MGMA express concerns that the current “all or nothing” approach to achieving meaningful use may prove to be problematic for providers to meet Stage 2 requirements.
The Medical Group Management Association (MGMA), which represents 22,500 members who lead 13,200 organizations nationwide recently requested the HHS should “immediately institute an indefinite moratorium on penalties for physicians that successfully completed Stage 1 meaningful use requirements.”
In the letter sent on August 21st to HHS Secretary Kathleen Sebelius, Susan Turney MD, MS, President & CEO of MGMA said,
Susan Turney, MD, MS, President and CEO, MGMA
”MGMA has been very supportive of the federal efforts to promote and encourage the implementation and adoption of EHRs as a pathway toward improved clinical performance and enhanced administrative efficiency. We also were strongly supportive of the decision to extend the start date of Stage 2 by one year. However, it has become clear that the alignment between the more rigorous Stage 2 requirements and the ability of the vendor community to produce and deploy Stage 2 certified products has simply not occurred at the pace anticipated.”

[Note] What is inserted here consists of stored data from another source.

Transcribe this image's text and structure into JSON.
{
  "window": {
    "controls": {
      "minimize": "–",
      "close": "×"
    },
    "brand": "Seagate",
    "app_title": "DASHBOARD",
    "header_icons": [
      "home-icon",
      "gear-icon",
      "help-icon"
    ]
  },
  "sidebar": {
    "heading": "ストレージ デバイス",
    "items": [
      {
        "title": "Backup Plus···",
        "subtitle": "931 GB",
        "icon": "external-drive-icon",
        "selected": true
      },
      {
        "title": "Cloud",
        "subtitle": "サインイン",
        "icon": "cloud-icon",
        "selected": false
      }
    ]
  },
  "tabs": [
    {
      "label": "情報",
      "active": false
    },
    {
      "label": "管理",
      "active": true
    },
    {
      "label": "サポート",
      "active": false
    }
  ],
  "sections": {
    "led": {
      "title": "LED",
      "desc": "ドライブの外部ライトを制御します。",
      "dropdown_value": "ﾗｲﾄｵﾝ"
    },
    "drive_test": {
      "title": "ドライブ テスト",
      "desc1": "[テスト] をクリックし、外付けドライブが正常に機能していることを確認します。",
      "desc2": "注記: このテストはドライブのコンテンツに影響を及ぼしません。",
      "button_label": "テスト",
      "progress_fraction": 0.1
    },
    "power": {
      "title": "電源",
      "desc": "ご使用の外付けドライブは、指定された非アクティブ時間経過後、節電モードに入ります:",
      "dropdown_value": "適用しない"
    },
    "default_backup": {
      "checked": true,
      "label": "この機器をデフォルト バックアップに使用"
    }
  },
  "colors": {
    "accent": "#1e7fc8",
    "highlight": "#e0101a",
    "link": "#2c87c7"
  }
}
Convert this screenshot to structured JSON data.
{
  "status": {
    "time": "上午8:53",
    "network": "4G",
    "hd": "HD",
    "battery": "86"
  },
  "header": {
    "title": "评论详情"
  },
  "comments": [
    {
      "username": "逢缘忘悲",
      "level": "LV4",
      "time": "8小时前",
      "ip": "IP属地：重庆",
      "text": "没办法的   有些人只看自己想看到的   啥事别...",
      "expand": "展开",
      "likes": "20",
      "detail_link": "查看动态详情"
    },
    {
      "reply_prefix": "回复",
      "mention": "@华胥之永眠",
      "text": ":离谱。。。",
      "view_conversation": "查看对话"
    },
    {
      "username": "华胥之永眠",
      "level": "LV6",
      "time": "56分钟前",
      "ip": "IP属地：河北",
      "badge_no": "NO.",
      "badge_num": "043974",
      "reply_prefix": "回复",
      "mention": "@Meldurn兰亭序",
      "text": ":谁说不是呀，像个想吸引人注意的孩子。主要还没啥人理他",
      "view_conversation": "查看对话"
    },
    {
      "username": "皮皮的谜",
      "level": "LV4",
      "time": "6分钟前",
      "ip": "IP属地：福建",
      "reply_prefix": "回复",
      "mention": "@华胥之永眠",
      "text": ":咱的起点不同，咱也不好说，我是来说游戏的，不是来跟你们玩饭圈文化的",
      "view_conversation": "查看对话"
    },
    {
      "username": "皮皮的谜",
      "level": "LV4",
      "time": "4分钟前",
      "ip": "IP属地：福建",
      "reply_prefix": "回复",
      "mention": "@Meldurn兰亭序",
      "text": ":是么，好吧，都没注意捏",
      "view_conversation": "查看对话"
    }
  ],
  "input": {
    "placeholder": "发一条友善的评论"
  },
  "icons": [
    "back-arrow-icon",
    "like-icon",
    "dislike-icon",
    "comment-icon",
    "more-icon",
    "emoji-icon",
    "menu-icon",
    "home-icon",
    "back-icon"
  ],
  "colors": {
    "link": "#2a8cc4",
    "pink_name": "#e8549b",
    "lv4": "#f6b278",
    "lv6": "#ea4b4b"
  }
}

Another MGMA key concern is vendor readiness with currently more than 2,200 products and almost 1,400 “complete” EHRs certified for meaningful use stage 1 and only 75 products and 21 complete EHRs certified for meaningful use stage 2.
“This lack of vendor readiness has significant implications for EPs. Without the appropriate software upgrades and timely vendor support, EPs will be unable to meet the Stage 2 requirements and thus will be unfairly penalized starting in 2015,” said Turney.
Other vendor readiness concerns mentioned were postponed software upgrades, lengthy implementation/training timelines, ICD-10 and “all or nothing” approach to achieving meaningful use stage 2 stringent requirements.
In her letter, Stream urged HHS to immediately take the additional following steps:
Extend the reporting period for Stage 2 incentives
Extend the reporting period for Stage 1 incentives
Conduct a comprehensive vendor survey
Build additional flexibility into the Stage 2 reporting requirements
“We believe adoption of these recommendations will help ensure that the Administration’s goal of having a significant majority of our nation’s EPs adopt interoperable EHRs is kept on track and that additional fairness and flexibility is appropriately built in to this important incentive program,”said Turney.